Your living room slow-dance partner is about 25-30 years younger than you and your main goal is getting him to sleep.
Alone time means three minutes to yourself in the bathroom, before a tiny person comes to bang on the door, file a complaint, or shove their latest drawing under the door to show you because it just can’t wait!
You worry Nike will sue you for copyright infringement if you use the word ‘just’ one more time (“Just eat your food!” “Just go to bed!” “Just get off the table!” “Just clean your room!” “Just stop hitting your sister!”).
You get told more stories and given more artwork than you know what to do with, and you find it charming to be portrayed as a vegetable if drawn so by your 4 year old.

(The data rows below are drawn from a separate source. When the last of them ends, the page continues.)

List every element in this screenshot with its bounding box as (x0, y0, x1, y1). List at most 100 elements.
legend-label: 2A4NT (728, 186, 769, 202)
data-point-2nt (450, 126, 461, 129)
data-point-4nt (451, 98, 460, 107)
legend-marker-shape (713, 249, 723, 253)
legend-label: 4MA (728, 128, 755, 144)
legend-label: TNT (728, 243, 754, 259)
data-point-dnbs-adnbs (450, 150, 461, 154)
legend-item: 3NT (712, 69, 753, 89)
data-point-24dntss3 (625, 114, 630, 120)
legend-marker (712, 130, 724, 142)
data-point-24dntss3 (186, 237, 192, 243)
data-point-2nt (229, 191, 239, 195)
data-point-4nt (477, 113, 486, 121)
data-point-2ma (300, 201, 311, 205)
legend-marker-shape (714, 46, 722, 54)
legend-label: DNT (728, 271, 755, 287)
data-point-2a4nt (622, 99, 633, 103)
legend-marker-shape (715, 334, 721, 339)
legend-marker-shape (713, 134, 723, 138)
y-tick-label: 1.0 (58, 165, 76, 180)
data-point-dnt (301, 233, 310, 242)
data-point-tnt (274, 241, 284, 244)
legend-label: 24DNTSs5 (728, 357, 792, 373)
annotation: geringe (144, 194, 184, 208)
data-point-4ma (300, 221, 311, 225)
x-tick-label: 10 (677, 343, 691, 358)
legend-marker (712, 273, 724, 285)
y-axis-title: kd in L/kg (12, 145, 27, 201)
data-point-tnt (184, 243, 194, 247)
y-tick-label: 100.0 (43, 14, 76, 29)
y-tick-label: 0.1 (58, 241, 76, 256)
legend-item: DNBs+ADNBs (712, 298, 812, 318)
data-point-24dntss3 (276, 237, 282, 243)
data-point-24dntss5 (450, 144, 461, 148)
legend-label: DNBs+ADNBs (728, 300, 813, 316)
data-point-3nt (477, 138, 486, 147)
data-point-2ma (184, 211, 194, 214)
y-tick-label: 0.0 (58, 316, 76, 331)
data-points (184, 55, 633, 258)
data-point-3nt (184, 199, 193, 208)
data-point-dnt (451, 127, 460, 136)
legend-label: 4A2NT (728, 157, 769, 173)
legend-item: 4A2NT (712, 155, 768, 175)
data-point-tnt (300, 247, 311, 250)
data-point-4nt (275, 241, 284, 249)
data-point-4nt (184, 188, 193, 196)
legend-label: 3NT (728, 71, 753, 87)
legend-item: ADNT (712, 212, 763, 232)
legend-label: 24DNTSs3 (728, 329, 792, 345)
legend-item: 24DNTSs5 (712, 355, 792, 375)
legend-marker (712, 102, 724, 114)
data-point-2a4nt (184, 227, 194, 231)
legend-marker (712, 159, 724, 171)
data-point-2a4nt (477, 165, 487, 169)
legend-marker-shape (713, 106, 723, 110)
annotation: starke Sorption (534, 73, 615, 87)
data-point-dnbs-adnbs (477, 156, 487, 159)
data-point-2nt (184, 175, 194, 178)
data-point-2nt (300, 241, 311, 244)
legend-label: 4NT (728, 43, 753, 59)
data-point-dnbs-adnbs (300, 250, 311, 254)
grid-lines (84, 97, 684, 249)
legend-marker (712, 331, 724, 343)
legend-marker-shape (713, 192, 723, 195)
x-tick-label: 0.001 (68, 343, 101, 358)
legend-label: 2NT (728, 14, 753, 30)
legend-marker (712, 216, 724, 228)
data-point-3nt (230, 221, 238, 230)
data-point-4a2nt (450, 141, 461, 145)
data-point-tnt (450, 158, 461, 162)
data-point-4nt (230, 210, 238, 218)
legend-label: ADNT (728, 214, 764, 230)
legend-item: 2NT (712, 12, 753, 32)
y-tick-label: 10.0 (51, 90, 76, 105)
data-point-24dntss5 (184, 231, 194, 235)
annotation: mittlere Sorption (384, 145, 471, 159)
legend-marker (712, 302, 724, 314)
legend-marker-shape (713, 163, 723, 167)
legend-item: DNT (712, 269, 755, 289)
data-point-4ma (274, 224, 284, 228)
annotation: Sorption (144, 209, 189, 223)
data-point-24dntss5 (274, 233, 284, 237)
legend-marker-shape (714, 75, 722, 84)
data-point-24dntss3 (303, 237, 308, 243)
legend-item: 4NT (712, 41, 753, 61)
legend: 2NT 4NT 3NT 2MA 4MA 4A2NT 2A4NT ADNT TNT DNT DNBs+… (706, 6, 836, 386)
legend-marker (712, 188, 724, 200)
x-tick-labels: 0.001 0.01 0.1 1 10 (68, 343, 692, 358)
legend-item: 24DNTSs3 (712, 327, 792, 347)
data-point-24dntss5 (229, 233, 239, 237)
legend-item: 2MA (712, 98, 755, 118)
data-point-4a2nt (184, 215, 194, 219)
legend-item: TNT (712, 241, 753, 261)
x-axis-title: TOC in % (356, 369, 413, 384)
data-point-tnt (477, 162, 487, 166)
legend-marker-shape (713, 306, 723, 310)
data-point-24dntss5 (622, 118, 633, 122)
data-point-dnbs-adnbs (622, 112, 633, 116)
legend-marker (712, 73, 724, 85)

You feel like bursting into song when you get in the shower, “Halellujah!” but are likely to be interrupted by emergencies…”Mom, Mom! Guess what?” “What? I can’t hear you! I’m in the shower!” “We did made a ….and it’s really…..in the living room!” “What! You made what in the living room?” “A ….” Turn off shower. Shiver. “What?” “We made a really cool fort in the living room! Come see!” “Oh! Please try to not interrupt unless it’s an emergency. I’ll see it after my shower.” Turn on shower. Sigh. Sing some more.
Your idea of getting dolled up is putting in face cream and lip gloss.
Your favourite new shoes are your sheepskin slippers.
You’ve used rainbow loom elastics as hairties.
You are the source of all wisdom for your kids, and have to answer all life’s deepest questions, but have the short term memory of a goldfish…”Now where did I leave my keys??”